In the last 57 years, only seven other men have served as chief of the hurricane center. Along with the responsibility of tracking and predicting the paths of potential killer storms, Mayfield also has inherited from them this nightmarish scenario:

"A major storm is making landfall and people are stuck in gridlock on highways. Make no mistake: We know what's going to happen. With a big storm surge, there will be death by drowning. In strong winds, cars will be flipped over.

"That's it," Mayfield said, nodding his head slightly as if to dislodge the vision. "The responsibility is mine. That weight on my shoulders is the potential for loss of life."

Mayfield, 51, is a native of Oklahoma City who fell in love with violent weather growing up in Tornado Alley. After earning an undergraduate degree in mathematics, he served as a forecaster in the Air Force and in 1972 became an intern at the hurricane center. He received his master's degree in meteorology in 1987 and was named a hurricane specialist the following year. He served as deputy director to now-retired Jerry Jarrell last season.

With global coverage from eye-in-the-sky satellites, aircraft that penetrate storms to collect data and computer models that accurately predict the paths of great tempests, major mistakes in forecasting are rare. Mayfield and his elite team of six hurricane experts know precisely where storms are, the power of their winds and how fast they are moving.

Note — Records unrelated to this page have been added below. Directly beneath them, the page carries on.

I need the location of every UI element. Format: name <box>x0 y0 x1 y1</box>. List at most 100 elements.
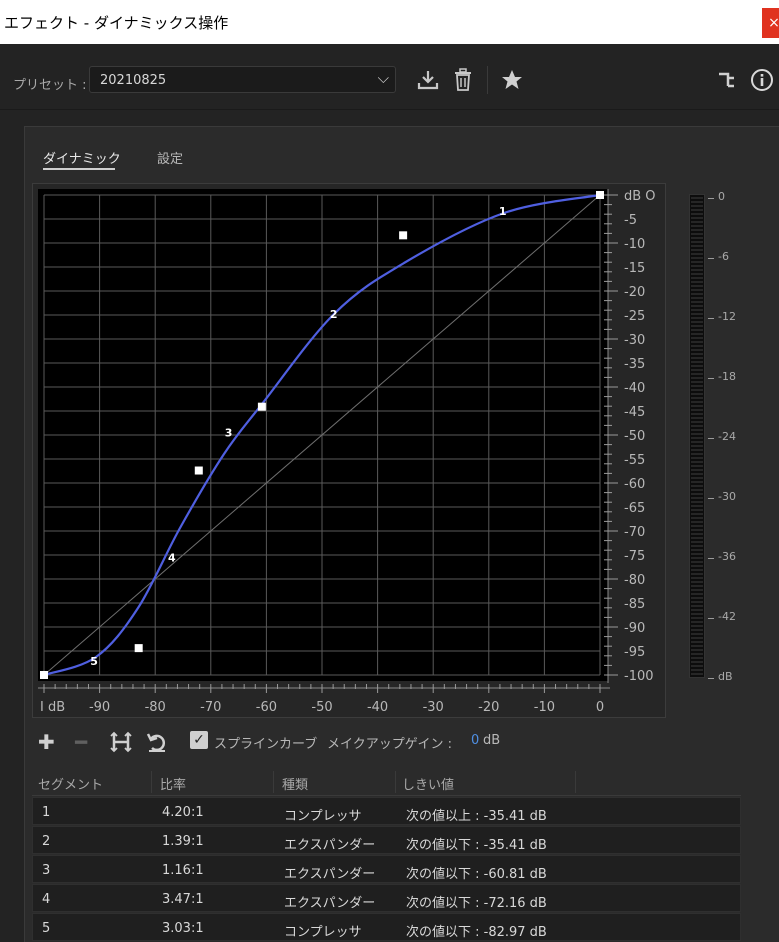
add-point-icon[interactable]: ✚ <box>38 730 55 754</box>
meter-segment <box>691 469 703 471</box>
meter-segment <box>691 413 703 415</box>
column-header-segment[interactable]: セグメント <box>38 774 103 793</box>
meter-segment <box>691 585 703 587</box>
meter-segment <box>691 397 703 399</box>
meter-segment <box>691 521 703 523</box>
meter-segment <box>691 497 703 499</box>
meter-segment <box>691 505 703 507</box>
x-tick-label: -20 <box>478 700 499 715</box>
table-row[interactable]: 5 3.03:1 コンプレッサ 次の値以下 : -82.97 dB <box>32 913 741 941</box>
meter-segment <box>691 601 703 603</box>
meter-segment <box>691 541 703 543</box>
y-tick-label: -65 <box>624 501 645 516</box>
x-tick-label: -90 <box>89 700 110 715</box>
meter-segment <box>691 545 703 547</box>
makeup-gain-value[interactable]: 0 <box>471 733 479 748</box>
meter-segment <box>691 365 703 367</box>
cell-threshold: 次の値以下 : -72.16 dB <box>406 896 547 911</box>
meter-segment <box>691 605 703 607</box>
meter-segment <box>691 205 703 207</box>
meter-segment <box>691 321 703 323</box>
meter-segment <box>691 653 703 655</box>
meter-segment <box>691 593 703 595</box>
column-divider <box>273 771 274 793</box>
meter-scale-label: -42 <box>718 610 736 623</box>
spline-curve-label: スプラインカーブ <box>214 737 318 752</box>
x-tick-label: -10 <box>534 700 555 715</box>
cell-type: コンプレッサ <box>284 925 362 940</box>
spline-curve-checkbox[interactable]: ✓ <box>190 731 208 749</box>
meter-scale-tick <box>708 498 714 499</box>
meter-segment <box>691 517 703 519</box>
column-header-threshold[interactable]: しきい値 <box>402 774 454 793</box>
meter-segment <box>691 629 703 631</box>
meter-segment <box>691 221 703 223</box>
table-row[interactable]: 4 3.47:1 エクスパンダー 次の値以下 : -72.16 dB <box>32 884 741 912</box>
meter-segment <box>691 529 703 531</box>
meter-segment <box>691 357 703 359</box>
meter-segment <box>691 589 703 591</box>
meter-segment <box>691 393 703 395</box>
cell-ratio: 1.39:1 <box>162 834 204 849</box>
x-tick-label: -80 <box>145 700 166 715</box>
meter-segment <box>691 553 703 555</box>
meter-segment <box>691 465 703 467</box>
y-tick-label: -5 <box>624 213 637 228</box>
meter-segment <box>691 669 703 671</box>
meter-scale-label: -36 <box>718 550 736 563</box>
meter-segment <box>691 557 703 559</box>
y-tick-label: -55 <box>624 453 645 468</box>
y-tick-label: -50 <box>624 429 645 444</box>
meter-segment <box>691 493 703 495</box>
control-point-handle[interactable] <box>596 191 604 199</box>
control-point-handle[interactable] <box>399 231 408 240</box>
y-tick-label: -60 <box>624 477 645 492</box>
meter-segment <box>691 645 703 647</box>
cell-type: エクスパンダー <box>284 838 376 853</box>
meter-segment <box>691 389 703 391</box>
meter-scale-tick <box>708 378 714 379</box>
invert-icon[interactable] <box>110 731 132 753</box>
meter-segment <box>691 257 703 259</box>
meter-segment <box>691 637 703 639</box>
cell-segment: 4 <box>42 892 51 907</box>
meter-segment <box>691 201 703 203</box>
control-point-handle[interactable] <box>257 402 266 411</box>
meter-segment <box>691 241 703 243</box>
meter-segment <box>691 317 703 319</box>
meter-segment <box>691 209 703 211</box>
y-tick-label: -70 <box>624 525 645 540</box>
meter-segment <box>691 485 703 487</box>
segment-number-label: 1 <box>499 205 507 218</box>
remove-point-icon[interactable]: ━ <box>75 730 87 754</box>
table-row[interactable]: 1 4.20:1 コンプレッサ 次の値以上 : -35.41 dB <box>32 797 741 825</box>
meter-segment <box>691 301 703 303</box>
meter-segment <box>691 533 703 535</box>
meter-segment <box>691 333 703 335</box>
meter-segment <box>691 509 703 511</box>
meter-segment <box>691 429 703 431</box>
control-point-handle[interactable] <box>134 644 143 653</box>
meter-segment <box>691 461 703 463</box>
meter-segment <box>691 401 703 403</box>
control-point-handle[interactable] <box>194 466 203 475</box>
table-row[interactable]: 3 1.16:1 エクスパンダー 次の値以下 : -60.81 dB <box>32 855 741 883</box>
reset-icon[interactable] <box>146 731 168 753</box>
y-tick-label: -85 <box>624 597 645 612</box>
meter-segment <box>691 449 703 451</box>
column-header-ratio[interactable]: 比率 <box>160 774 186 793</box>
meter-segment <box>691 597 703 599</box>
meter-segment <box>691 349 703 351</box>
table-row[interactable]: 2 1.39:1 エクスパンダー 次の値以下 : -35.41 dB <box>32 826 741 854</box>
cell-ratio: 4.20:1 <box>162 805 204 820</box>
meter-segment <box>691 445 703 447</box>
meter-segment <box>691 281 703 283</box>
y-tick-label: -40 <box>624 381 645 396</box>
meter-segment <box>691 561 703 563</box>
meter-segment <box>691 477 703 479</box>
meter-segment <box>691 565 703 567</box>
meter-segment <box>691 325 703 327</box>
control-point-handle[interactable] <box>40 671 48 679</box>
column-header-type[interactable]: 種類 <box>282 774 308 793</box>
meter-scale-tick <box>708 198 714 199</box>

But the precision of the forecast and the timing of when to post warnings influence billion-dollar decisions. The hurricane center, an agency of the National Oceanic and Atmospheric Administration, does not order evacuations or decide to close down a beach resort. Rather, those decisions are made by local and state governments--along with the leaders of dozens of nations in the Caribbean and Central and South America.

The pressure to be correct is immense.

"Over-warning is a problem," Mayfield said. He is not the only weatherman who remembers 1985's Hurricane Gloria, which tantalized the East Coast for days and then blew harmlessly out to sea, prompting CBS-TV anchor Dan Rather to ask then-hurricane center Director Neil Frank: Can we ever believe you again?

No one knows how many storms will develop in the Atlantic this year during the six-month season, which runs through November.

William Gray, a Colorado State University scientist who has proved to be accurate in the past, on Friday revised his prediction: 11 named storms, including seven hurricanes with sustained winds of 75 mph or above. Of those, Gray said, three storms likely will be major hurricanes--with top winds above 110 mph.

Gray said that, based on sea surface temperatures, he has lowered his prediction for the number of storms expected this year. But that number is still above average.

At greatest risk from tropical storms are 64 million residents of the Atlantic and Gulf Coast states, especially those who live near the shore. Areas Mayfield called "disasters waiting to happen" include Galveston, Texas; southeast Louisiana, including New Orleans; Florida's southwest coast, from Tampa Bay to Naples; southeast Florida, from Key West to Palm Beach; and the Outer Banks of North Carolina.

"Evacuating those areas would take so long," Mayfield said, "that it is just not going to happen."

Surprisingly, however, beachfront residents are not the only ones in danger. In an about-to-be-published study, the hurricane center's acting deputy director, Ed Rappaport, found that 59% of all deaths related to tropical storms from 1970 through 1999 resulted from drowning in fresh water--the aftermath of inland flooding. Among children, 78% of all storm-related deaths came in inland floods.

With more people in harm's way, the ability to communicate a storm's danger, especially to a TV audience, has become an increasingly critical part of the director's job. And, concedes the soft-spoken Mayfield, "I am not a dynamo.

"But . . . we're in an active period, with 41 land-falling storms in the last five years. Add that up and we have a big hurricane problem. So I guarantee you, if a major hurricane is threatening the East Coast, I'll get the point across."

Times researcher Anna M. Virtue contributed to this story.